Ex-comandantes abandonam ex-presidente Bolsonaro para salvar imagem das Forças Armadas

Detalhes do depoimento de militares de alta patente revelados na sexta-feira (15) colocam Bolsonaro como protagonista da tentativa de golpe. Especialista ouvido pela RFI alerta para o perigo de uma análise simplista de que as Forças Armadas salvaram o país e asseguraram a democracia. Para ele, a tentativa é de recuperar prestígio da farda e se distanciar do bolsonarismo.

Raquel Miura, correspondente da RFI em Brasília

As novas revelações de ex-comandantes das Forças Armadas mostram que o Brasil correu risco de viver um novo momento de ruptura institucional, diante da insistente recusa de Jair Bolsonaro, derrotado nas urnas, de entregar o poder. As informações trazidas à tona até agora reforçam a suspeita de que ele e alguns militares que integravam o então governo realmente arquitetaram um golpe.

Os depoimentos à polícia federal do ex-comandante do Exército Freire Gomes, e do ex-comandante da Aeronáutica Carlos Baptista Junior, colocam Bolsonaro no centro dessa trama. Eles relataram reuniões, nos meses posteriores à vitória de Lula, em que se discutiram versões da minuta do golpe, mas enfatizaram que deixaram claro nessas ocasiões que não embarcariam em nenhum plano golpista. Bolsonaro teria até sido advertido de que poderia ser preso pelo Exército se levasse adiante essa ideia.

Não há dúvidas de que a situação do ex-presidente se complicou perante a Justiça. Mais complexo, porém, é analisar o que de fato está por trás dessa postura dos ex-comandantes. Os militares integraram de forma decisiva o governo Bolsonaro e tiveram muitos ganhos com isso. Foram coniventes com os acampamentos em frente aos quartéis que pediam intervenção militar.

Imagem da corporação

Para o analista Diogo Cunha, professor do Departamento de Ciência Política da Universidade Federal de Pernambuco (UFPE), tudo isso manchou a imagem da corporação e, ainda que as revelações agora prestadas em longas horas de depoimento sejam de fato verdadeiras, parece haver também um esforço em recuperar o dano e afastar a caserna do bolsonarismo.

“Há alguns comentários em redes sociais e até entre acadêmicos dizendo: olha só, as Forças Armadas realmente são legalistas e salvaram a democracia. As coisas não são tão simples assim.
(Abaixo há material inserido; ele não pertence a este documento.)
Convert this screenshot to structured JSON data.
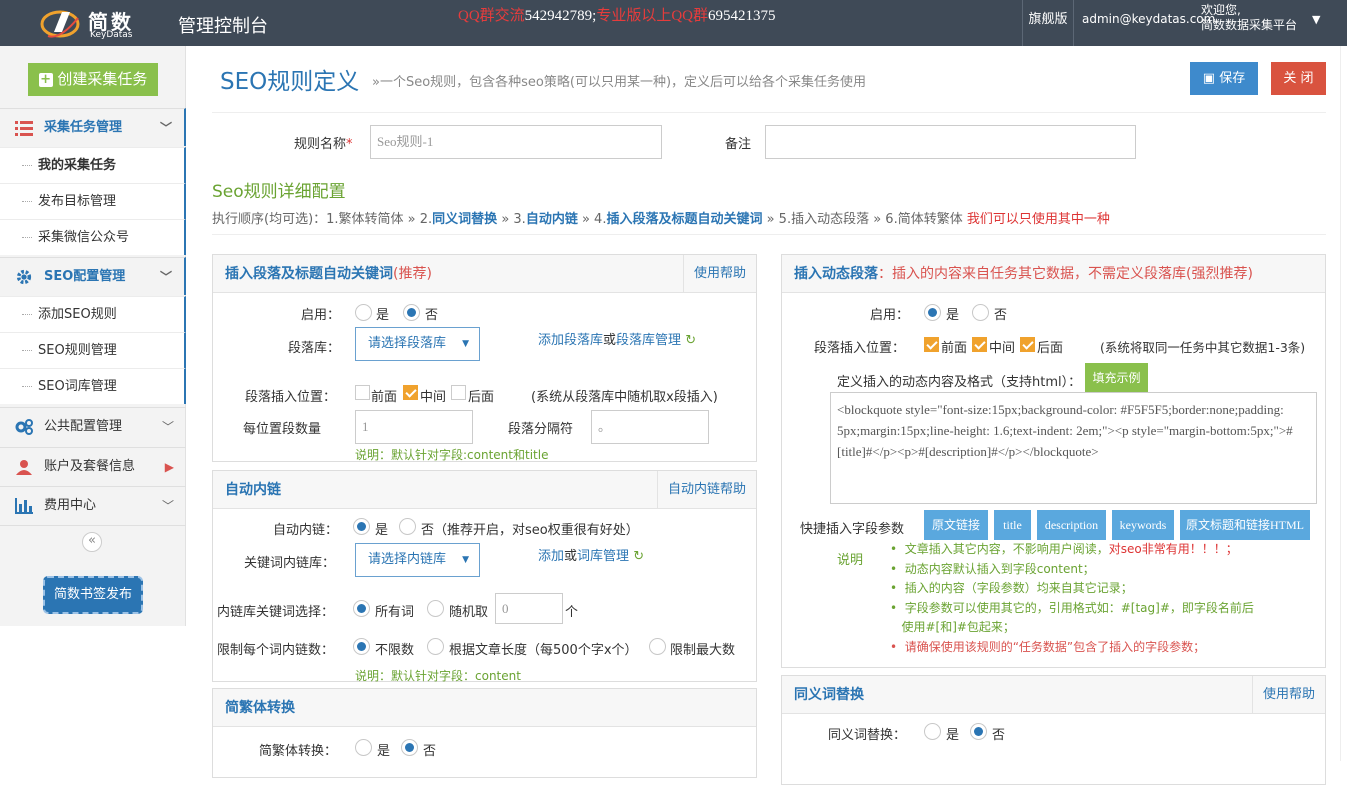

As Forças Armadas ganharam muito com o Bolsonaro, apoiaram o projeto dele, mas agora me parece que vão tentar se descolar disso, para atenuar essa imagem”, disse Cunha.
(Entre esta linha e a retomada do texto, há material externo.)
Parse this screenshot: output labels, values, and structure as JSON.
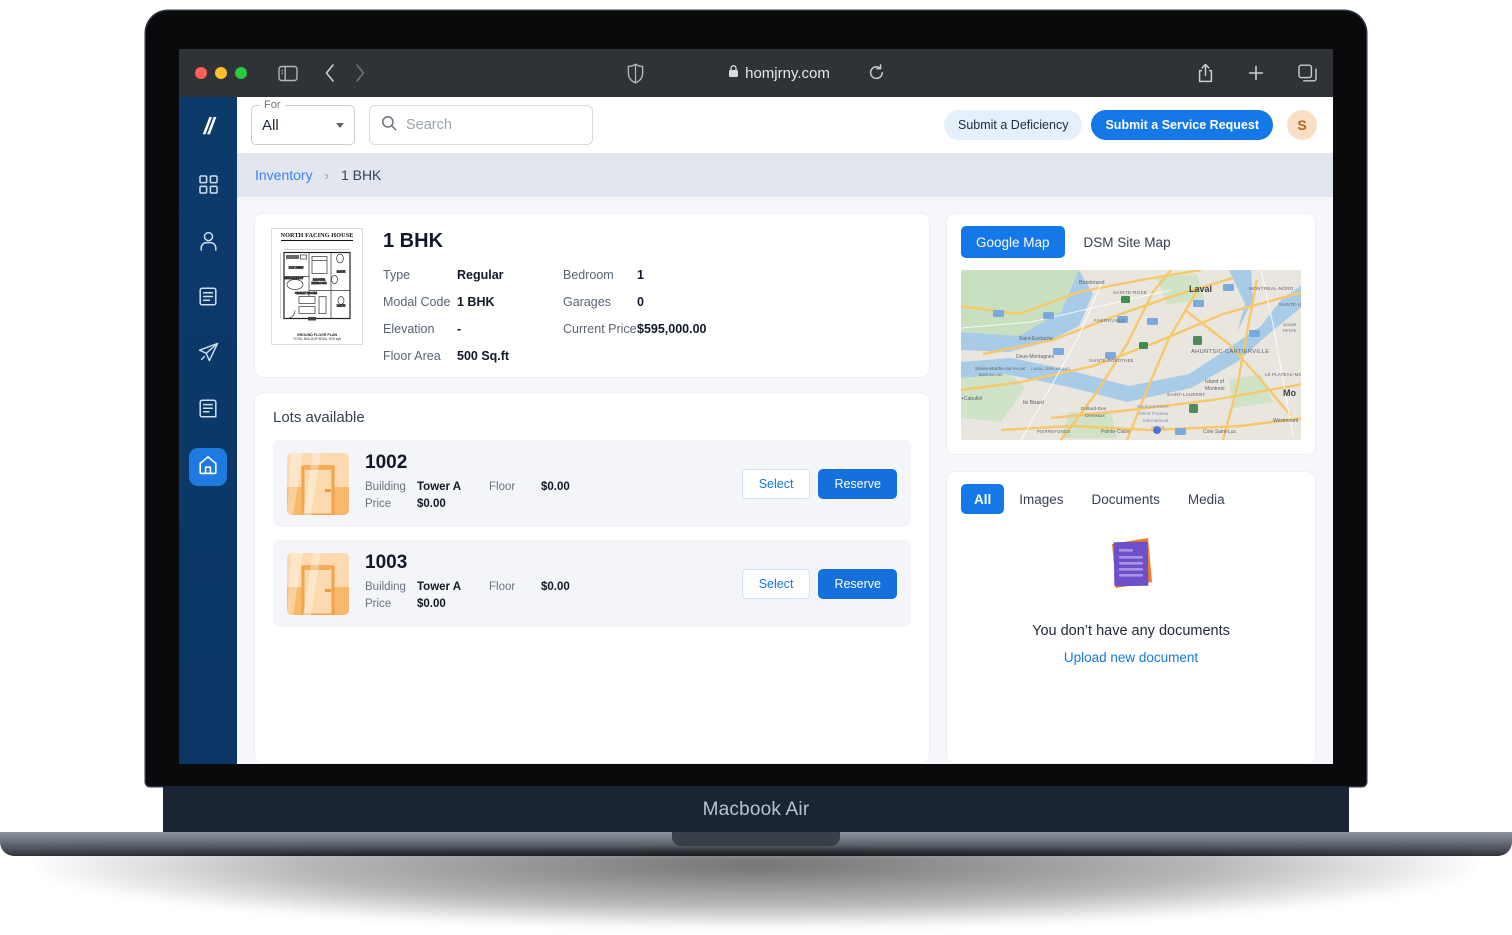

O cientista político elenca fatos recentes da história em que fica claro o crescimento do partidarismo entre os militares. “Você pega a história recente desse processo de politização das Forças Armadas a partir da Comissão Nacional da Verdade em 2013, 2014, crise, Temer, o famoso tweet do Vilas Boas, você via que eram as Forças Armadas entrando de cabeça na política partidária, aparentemente com o projeto de poder, com o seu candidato, que era Jair Bolsonaro. Deu errado, pelo menos a manutenção dele no poder no segundo mandato. Então agora o esforço vai ser se distanciar disso. E me parece que eles não vão hesitar em deixar o Bolsonaro no meio do caminho.”

Apoio inveterado

Cunha acredita que o suporte inveterado dos militares ao então presidente pode ter encorajado seu projeto de ruptura institucional. “Tendo a achar, apenas uma suposição minha, que o Bolsonaro talvez nem não fosse tão longe nessa tentativa de golpe se ele não achasse que pudesse contar com apoio que ele contou desde 2013”, conclui o analista.

Muita coisa ainda está por vir, mas a temperatura subiu bastante nos últimos dias no ninho de poder do bolsonarismo com o teor das oitivas dos ex-comandantes. Independentemente da intenção, o que foi falado piora bastante a situação do ex-presidente.

“Eu acho que a situação do ex-presidente fica bastante complicada porque essas novas revelações, pelo que vimos até aqui, implicam diretamente Bolsonaro no centro da tentativa de golpe. As informações indicam que ele arquitetou, que buscou por todos os meios articular um golpe e a sua permanência no poder, e isso é muito grave. Revelações que apontam para um presidente que foi derrotado nas urnas e conspirou”, destacou o professor da UFPE.